Si Camp-Est n’est pas le seul centre pénitentiaire français à infliger un quotidien désastreux à ses détenus, il présente toutefois cette particularité : une très grande partie des cellules sont des containers maritimes, à l’image de ceux utilisés pour transporter des marchandises. Les fenêtres sont toutes striées par des barreaux et des grillages sous forme de caillebotis qui restreignent considérablement le passage de la lumière naturelle. Mis à part la présence d’un ou de deux lits superposés, les containers ne sont ni aménagés ni isolés. « C’est du métal partout », décrit Charles, un ancien détenu de 59 ans qui porte la voix des résidents de Camp-Est.

« Cette détention est indigne », avec « des conditions atroces sur l’hygiène et de salubrité dans les cellules », déplore une personne écrouée dans son questionnaire. Elle n’a rien connu d’autre que le container depuis octobre 2024. La totalité des témoignages consultés décrivent une surpopulation critique, obligeant des détenus à dormir sur des matelas à même le sol. Quand on enlève l’emprise des lits, de la table et des toilettes, les personnes incarcérées ont chacune maximum 1 mètre carré de disponible, parfois moins.

« On ne peut pas bien se déplacer avec les matelas par terre et il n’y a pas assez d’espace », explique l’une d’entre elles. Dans le container prévu pour deux, l’homme est entassé avec quatre autres détenus. « Je dormais juste à côté des toilettes et douche, je vous dis que les odeurs sont écœurantes », décrit-il. Bouchés ou dégradés, les W.-C sont presque tous dépourvus de cloisons. Un drap ou des vêtements sont parfois disposés pour espérer ne pas être vu dans son intimité.

Les parloirs avec les avocats sont dans une cellule. C’est comme une cage à poules !

En plus des murs tagués, la douche et les toilettes rouillées, et des matelas par terre, les détenus doivent faire face aux rongeurs et aux insectes nuisibles.
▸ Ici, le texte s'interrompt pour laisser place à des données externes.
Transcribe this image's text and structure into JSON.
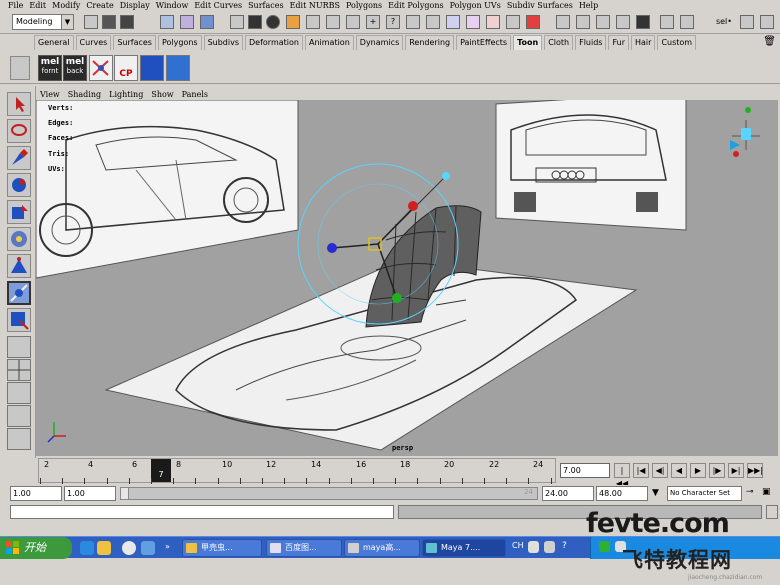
{
  "menubar": [
    "File",
    "Edit",
    "Modify",
    "Create",
    "Display",
    "Window",
    "Edit Curves",
    "Surfaces",
    "Edit NURBS",
    "Polygons",
    "Edit Polygons",
    "Polygon UVs",
    "Subdiv Surfaces",
    "Help"
  ],
  "statusline": {
    "mode": "Modeling",
    "sel_label": "sel•"
  },
  "shelf_tabs": [
    "General",
    "Curves",
    "Surfaces",
    "Polygons",
    "Subdivs",
    "Deformation",
    "Animation",
    "Dynamics",
    "Rendering",
    "PaintEffects",
    "Toon",
    "Cloth",
    "Fluids",
    "Fur",
    "Hair",
    "Custom"
  ],
  "active_shelf_tab": "Toon",
  "shelf_buttons": [
    {
      "top": "mel",
      "bottom": "fornt"
    },
    {
      "top": "mel",
      "bottom": "back"
    }
  ],
  "shelf_cp_label": "CP",
  "panel_menu": [
    "View",
    "Shading",
    "Lighting",
    "Show",
    "Panels"
  ],
  "hud": {
    "verts": "Verts:",
    "edges": "Edges:",
    "faces": "Faces:",
    "tris": "Tris:",
    "uvs": "UVs:"
  },
  "viewport_camera": "persp",
  "timeline": {
    "ticks": [
      "2",
      "4",
      "6",
      "8",
      "10",
      "12",
      "14",
      "16",
      "18",
      "20",
      "22",
      "24"
    ],
    "current_frame": "7",
    "current_field": "7.00"
  },
  "range": {
    "start": "1.00",
    "playback_start": "1.00",
    "playback_end_ghost": "24",
    "playback_end": "24.00",
    "end": "48.00",
    "character_set": "No Character Set"
  },
  "taskbar": {
    "start": "开始",
    "buttons": [
      "甲壳虫...",
      "百度图...",
      "maya高...",
      "Maya 7...."
    ],
    "lang": "CH"
  },
  "watermark": {
    "main": "fevte.com",
    "sub": "飞特教程网",
    "url": "jiaocheng.chazidian.com"
  },
  "colors": {
    "ui_gray": "#d6d3ce",
    "viewport_bg": "#a1a1a1",
    "taskbar_blue": "#2e5fc1",
    "start_green": "#3c9a3c",
    "manip_cyan": "#5bd3ff"
  }
}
Il est rejoint par un autre : « Tous les jours, il y a les fourmis, les rats et les cafards, ils rentrent par les évacuations la douche et du lavabo et des trous des containers maritimes. » « On avait même attrapé deux petites souris et montré au gardien », précise un détenu, ajoutant qu’il y a « beaucoup de cafards dans la nuit, ils sont même sur toi à plusieurs ».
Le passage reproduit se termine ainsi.